The Trump administration sued Denver and its police department Tuesday, seeking to overturn the city’s 1989 assault weapons ban.
The administration said the ban violated the Second Amendment. It also has threatened to sue Colorado over its statewide ban on large-capacity ammunition magazines, adopted after the 2012 Aurora movie theater shooting.
“The Constitution is not a suggestion and the Second Amendment is not a second-class right,” acting Attorney General Todd Blanche said in a statement. “Denver’s ban on commonly owned semi-automatic rifles directly violates the right to bear arms.”
Justice Department lawyers had asked Denver last week to stop enforcing the ban and negotiate with federal officials. At a Monday news conference, Mayor Mike Johnston and Police Chief Ron Thomas said the city would not comply.
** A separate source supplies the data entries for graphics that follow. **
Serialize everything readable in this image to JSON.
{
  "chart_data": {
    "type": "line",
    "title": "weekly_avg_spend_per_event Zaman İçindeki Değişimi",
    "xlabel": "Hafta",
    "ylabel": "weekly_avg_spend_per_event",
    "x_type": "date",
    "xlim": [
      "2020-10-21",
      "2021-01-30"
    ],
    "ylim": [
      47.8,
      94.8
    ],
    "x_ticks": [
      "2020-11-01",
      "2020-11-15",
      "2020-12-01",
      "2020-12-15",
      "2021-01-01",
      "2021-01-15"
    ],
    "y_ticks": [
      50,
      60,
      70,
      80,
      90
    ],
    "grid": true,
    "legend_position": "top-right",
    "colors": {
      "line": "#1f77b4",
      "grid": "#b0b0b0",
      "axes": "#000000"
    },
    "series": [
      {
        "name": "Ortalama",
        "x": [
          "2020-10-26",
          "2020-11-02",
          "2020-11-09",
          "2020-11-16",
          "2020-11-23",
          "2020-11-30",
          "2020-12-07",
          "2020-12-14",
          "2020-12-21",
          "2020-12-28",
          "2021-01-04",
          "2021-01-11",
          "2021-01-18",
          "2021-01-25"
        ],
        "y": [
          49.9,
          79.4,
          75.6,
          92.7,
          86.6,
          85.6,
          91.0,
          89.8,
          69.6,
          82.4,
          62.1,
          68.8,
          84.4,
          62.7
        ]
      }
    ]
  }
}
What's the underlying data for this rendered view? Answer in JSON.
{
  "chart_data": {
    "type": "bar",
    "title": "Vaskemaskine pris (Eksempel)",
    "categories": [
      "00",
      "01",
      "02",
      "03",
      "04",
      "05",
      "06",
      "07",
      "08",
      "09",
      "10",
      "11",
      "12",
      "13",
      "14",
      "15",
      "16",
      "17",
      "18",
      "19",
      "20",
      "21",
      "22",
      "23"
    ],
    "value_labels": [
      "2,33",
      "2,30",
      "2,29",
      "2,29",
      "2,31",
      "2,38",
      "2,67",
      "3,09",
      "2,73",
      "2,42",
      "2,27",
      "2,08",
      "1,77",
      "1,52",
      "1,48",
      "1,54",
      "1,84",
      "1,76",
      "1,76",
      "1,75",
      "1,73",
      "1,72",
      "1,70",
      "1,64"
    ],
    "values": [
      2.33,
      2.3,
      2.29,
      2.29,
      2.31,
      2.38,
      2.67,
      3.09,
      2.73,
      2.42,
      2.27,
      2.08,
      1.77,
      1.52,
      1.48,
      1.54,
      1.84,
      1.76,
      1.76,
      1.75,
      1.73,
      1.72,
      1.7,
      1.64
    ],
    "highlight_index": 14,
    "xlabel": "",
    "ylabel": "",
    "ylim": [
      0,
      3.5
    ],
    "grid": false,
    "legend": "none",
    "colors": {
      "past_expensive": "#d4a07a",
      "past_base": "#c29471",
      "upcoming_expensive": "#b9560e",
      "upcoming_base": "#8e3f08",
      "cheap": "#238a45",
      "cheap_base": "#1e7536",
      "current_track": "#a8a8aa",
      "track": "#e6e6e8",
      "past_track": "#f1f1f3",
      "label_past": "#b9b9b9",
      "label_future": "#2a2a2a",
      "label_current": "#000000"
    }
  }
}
“Our answer is hell no,” Johnston said. “No, we will not roll back a common sense policy that has kept weapons of war off of these city streets for 37 years. No, we will not put first responders at greater risk every time they respond to a dangerous incident No, we will not go back to a time when folks are worried about walking into movie theaters or grocery stores or public elementary schools.”
Denver adopted the ban amid concern over gun violence. Since then, Colorado has had several mass shootings, including the 1999 Columbine High School attack that killed 14 people, the 2012 Aurora theater shooting that killed 12 and injured 70, the 2021 Boulder supermarket shooting that killed 10, and the 2022 attack at an LGBTQ nightclub in Colorado Springs that killed five.
Thomas said he joined the department the year the ban was adopted and that it had helped address gun violence. Of 2,100 guns recovered in Denver last year, fewer than 2% were assault-style weapons, he said.
In the lawsuit, federal officials said Denver’s ban covered AR-15-style rifles owned by at least 16 million people nationwide. Government lawyers described them as “ordinary semiautomatic rifles” used for lawful purposes, “including but not limited to self-defense.”
In an April 28 letter to state officials, the Justice Department said Colorado’s large-capacity magazine ban was unconstitutional and threatened legal action unless the state stopped enforcing it. Colorado Attorney General Phil Weiser responded that such firearms posed a major public safety threat and said the ban was reasonable.